I have done a couple of searches on this already, and I didn't find what I needed. Hopefully, this hasn't been hashed to death already.

Back when I built my bench CNC mill, the spindle choice was easily the most difficult and expensive among many other factors that go into a good build. At the time, the choices were pretty limited.

A good spindle (IMO) for a small bench CNC mill should have the following characteristics:

1) Very high rotational speeds... needed for small cutters. When using 1/8" to 3/8" carbide tooling, or especially engraving, RPM's north of 25,000 RPM is not a bad idea.

2) Accuracy - Anything that spins at 40K or more better have excellent bearings and proper balance. Accuracy needs to be at least very good, if not NASA-grade, as contouring with a 1/8" ball end mill will need it.

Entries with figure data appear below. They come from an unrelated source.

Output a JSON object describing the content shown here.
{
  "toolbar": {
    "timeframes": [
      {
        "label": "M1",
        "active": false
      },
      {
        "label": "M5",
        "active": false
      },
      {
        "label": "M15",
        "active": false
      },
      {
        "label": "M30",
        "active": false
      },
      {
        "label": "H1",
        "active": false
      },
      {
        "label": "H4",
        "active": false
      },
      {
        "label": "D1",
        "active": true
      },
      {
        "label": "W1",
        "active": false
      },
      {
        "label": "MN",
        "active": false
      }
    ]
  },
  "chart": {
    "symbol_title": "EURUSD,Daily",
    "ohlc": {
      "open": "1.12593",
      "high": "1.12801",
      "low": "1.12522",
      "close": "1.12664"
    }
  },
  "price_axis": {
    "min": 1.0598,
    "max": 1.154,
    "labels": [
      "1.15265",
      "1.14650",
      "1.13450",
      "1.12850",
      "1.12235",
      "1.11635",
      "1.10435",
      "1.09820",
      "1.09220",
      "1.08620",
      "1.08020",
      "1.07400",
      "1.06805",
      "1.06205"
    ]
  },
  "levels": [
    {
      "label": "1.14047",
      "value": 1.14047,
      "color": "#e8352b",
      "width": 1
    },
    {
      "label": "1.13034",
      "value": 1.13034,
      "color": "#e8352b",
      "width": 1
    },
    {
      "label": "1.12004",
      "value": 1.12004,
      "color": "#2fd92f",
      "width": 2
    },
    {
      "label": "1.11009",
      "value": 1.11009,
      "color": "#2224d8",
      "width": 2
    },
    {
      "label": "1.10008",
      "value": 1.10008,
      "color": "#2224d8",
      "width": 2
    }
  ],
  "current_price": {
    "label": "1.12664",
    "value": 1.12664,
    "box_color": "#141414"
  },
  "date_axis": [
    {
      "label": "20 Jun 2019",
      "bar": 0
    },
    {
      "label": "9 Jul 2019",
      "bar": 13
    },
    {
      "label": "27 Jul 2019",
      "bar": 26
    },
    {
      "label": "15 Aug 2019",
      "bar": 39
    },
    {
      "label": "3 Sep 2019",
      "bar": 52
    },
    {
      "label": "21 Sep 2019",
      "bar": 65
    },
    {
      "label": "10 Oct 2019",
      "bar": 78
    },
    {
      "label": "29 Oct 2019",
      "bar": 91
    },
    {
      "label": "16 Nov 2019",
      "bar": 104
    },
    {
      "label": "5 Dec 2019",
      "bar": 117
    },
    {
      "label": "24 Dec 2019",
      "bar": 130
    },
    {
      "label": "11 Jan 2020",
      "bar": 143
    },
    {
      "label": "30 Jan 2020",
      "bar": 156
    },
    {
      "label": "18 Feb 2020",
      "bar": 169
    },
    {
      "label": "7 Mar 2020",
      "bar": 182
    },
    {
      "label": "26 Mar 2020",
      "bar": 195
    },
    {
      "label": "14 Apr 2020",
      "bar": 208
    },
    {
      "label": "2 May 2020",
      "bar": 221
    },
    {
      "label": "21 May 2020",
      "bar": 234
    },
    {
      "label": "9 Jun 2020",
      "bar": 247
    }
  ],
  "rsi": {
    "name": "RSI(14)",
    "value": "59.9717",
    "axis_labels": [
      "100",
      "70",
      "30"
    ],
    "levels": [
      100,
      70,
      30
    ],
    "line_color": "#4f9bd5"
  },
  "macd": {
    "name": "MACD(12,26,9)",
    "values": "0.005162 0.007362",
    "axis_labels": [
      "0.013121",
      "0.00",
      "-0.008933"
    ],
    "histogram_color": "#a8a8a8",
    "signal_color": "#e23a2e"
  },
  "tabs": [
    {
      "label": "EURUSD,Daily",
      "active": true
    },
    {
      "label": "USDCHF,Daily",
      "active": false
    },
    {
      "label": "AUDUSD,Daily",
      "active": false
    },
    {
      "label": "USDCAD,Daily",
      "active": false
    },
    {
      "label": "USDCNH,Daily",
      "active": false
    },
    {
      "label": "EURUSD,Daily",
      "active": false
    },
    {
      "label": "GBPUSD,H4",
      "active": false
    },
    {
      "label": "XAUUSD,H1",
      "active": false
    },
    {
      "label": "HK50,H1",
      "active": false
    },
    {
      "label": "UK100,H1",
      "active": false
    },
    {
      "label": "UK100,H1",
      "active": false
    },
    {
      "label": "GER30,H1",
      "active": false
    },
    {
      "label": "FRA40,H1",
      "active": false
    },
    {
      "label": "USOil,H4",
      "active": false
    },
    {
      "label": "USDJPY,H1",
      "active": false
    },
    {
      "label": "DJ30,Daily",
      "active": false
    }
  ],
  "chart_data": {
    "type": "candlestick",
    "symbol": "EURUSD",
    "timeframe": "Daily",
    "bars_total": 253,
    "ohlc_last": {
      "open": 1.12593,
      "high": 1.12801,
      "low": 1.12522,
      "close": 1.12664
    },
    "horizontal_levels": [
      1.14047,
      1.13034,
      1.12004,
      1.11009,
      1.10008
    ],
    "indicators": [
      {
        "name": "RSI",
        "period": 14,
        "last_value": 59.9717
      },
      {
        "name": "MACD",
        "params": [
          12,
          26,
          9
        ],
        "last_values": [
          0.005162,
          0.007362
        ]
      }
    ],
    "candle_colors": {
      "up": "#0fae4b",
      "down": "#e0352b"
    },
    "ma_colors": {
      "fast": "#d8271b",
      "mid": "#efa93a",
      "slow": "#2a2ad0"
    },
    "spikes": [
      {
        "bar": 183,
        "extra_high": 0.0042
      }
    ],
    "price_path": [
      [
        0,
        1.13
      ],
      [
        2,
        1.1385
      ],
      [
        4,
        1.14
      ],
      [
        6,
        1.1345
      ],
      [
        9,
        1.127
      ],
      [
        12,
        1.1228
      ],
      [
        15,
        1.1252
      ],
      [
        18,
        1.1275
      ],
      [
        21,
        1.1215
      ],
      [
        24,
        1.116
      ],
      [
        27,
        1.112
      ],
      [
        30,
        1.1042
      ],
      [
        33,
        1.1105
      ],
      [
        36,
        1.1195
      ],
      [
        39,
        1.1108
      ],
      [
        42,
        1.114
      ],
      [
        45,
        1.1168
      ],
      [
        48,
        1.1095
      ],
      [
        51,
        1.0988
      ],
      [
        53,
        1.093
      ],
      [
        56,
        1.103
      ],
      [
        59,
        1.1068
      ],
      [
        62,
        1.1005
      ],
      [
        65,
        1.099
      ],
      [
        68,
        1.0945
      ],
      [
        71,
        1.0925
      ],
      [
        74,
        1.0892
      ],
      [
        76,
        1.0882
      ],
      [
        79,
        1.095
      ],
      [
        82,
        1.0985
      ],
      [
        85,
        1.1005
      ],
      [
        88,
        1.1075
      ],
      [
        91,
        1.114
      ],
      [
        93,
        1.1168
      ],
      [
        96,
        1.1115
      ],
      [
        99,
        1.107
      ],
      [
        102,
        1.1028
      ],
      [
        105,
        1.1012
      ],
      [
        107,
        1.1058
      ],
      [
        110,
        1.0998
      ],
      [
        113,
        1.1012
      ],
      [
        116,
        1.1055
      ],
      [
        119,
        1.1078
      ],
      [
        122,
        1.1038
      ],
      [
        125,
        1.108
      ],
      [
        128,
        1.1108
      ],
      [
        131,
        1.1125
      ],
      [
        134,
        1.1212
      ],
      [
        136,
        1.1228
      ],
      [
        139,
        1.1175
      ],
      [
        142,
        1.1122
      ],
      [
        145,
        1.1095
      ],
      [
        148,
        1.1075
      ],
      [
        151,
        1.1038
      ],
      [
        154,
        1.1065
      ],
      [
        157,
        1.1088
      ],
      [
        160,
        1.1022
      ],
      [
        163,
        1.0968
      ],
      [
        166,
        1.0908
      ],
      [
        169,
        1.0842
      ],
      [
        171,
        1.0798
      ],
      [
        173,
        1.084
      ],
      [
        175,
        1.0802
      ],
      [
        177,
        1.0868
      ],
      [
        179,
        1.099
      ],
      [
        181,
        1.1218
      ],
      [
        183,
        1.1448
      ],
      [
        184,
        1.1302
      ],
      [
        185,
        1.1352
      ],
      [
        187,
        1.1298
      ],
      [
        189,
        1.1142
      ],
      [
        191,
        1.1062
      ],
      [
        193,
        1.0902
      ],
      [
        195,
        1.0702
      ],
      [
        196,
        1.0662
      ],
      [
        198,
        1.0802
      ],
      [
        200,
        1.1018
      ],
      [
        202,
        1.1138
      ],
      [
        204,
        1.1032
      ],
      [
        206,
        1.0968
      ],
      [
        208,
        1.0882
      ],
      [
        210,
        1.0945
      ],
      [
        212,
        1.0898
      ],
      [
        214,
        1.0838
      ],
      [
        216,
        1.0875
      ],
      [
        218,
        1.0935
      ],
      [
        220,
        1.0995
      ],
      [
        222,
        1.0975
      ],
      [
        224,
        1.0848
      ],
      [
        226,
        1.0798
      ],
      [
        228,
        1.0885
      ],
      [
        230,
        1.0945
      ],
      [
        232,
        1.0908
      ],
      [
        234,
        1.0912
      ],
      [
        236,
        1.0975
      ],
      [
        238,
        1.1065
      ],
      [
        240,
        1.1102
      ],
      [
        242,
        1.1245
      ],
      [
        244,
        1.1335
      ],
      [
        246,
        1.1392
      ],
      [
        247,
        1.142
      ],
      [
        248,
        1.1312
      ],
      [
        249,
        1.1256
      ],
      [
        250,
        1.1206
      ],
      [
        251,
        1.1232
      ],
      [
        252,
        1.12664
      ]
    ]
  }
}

2) Variable speed. HF (high frequency 3 phase) or DC does this well

3) A common spindle nose taper. ER is excellent, IMO. Proprietary tapers or collets can be expensive.

4) Mass - the spindle/motor mass cannot be too high, as this makes Z-axis travel difficult.

5) Power - 40K RPM and high-speed motion hardware is useless if the cutter bogs down at 6 IPM. My own choice would be at least 1,000 watts, as these power measurements are usually given at high speeds, and if the spindle is running at 5K, you're not getting a kilowatt at the cutter.

With all that said, I ended up with a German-made HF spindle of 600 watts or so, and paid dearly ($$) for it. It works, but not optimally.

Fast forward a few years. There are air and water-cooled HF spindles all over eBay at ridiculous prices. Some claim "German made bearing!! ISO 9000!!" etc, and I don't know what to think.

I'd like to upgrade my spindle. Not having an ER or similar collet system is killing me. I cannot even buy a 3/16" collet for mine, and I'm limited to 1/8" and 1/4". Has anyone put one of these Chinese HF spindles into use? I would love to hear about them... they seem too good to be true, for the money. I'd like an air-cooled 1,500 watt HF spindle with an ER nose, with maybe a 60mm to 90mm body diameter.

This is the style. Prices range from $200 U.S. to $400 or so.


Also, any comments on small, precision spindles in general is welcomed.